[Python-ideas] proto-PEP: Fixing Non-constant Default Arguments
Chris Rebert
cvrebert at gmail.com
Tue Jan 30 08:09:37 CET 2007
Wow, that's a lot to think about.
Yes, the exact nature of the variables in default arguments does need
clarification. I'll probably go with something like your proposal, but I
need to consider a few things, particularly the 'ncopies' situation.
I added a reference to the Python documentation you mentioned. Thanks!
>> def foo(bar=mutable):
>> #code
>
> if 'mutable' is just a single variable, this isn't gonna break, unless
> the global scope decides to do something like this:
>
> def foo(bar=mutable):
> #code
>
> mutable = incompatible_mutable
> # ...
> foo()
Actually, I was considering the case where mutable is a constant (e.g. a
list), in which case it *will* break since the expr 'mutable' will be
re-evaluated at every call, so modifying it won't have the same effect
on future calls that it used to.
I included your rephrasing under "Backwards Compatibility".

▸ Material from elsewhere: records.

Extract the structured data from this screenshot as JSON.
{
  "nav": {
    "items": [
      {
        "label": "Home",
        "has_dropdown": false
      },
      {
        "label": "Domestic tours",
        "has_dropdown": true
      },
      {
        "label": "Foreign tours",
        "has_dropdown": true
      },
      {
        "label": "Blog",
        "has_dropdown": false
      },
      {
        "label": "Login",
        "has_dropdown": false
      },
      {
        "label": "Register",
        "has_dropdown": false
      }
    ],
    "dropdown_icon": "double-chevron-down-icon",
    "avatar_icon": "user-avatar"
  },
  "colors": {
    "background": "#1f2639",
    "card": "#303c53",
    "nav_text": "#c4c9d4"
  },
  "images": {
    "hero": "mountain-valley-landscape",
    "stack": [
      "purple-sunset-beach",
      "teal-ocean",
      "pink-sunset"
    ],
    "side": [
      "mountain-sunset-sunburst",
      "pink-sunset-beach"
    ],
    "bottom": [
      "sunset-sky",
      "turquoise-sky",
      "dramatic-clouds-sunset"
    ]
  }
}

I shuffled around the refactorings as you suggested.
My decision not to include the default-expr-vars-become-lexical part was
completely unintentional, as you can guess from above.
I also reworded the sentences using 'shall'. I don't really get why that
matters, but what the heck.
Thanks for your useful comments and suggestions.
- Chris Rebert
Jan Kanis wrote:
> Well, I (obviously) like the idea, but your pep misses some important
> points (and some not so important).
>
> The important one is about the scoping of variables in default
> expressions. The pep says nothing about them.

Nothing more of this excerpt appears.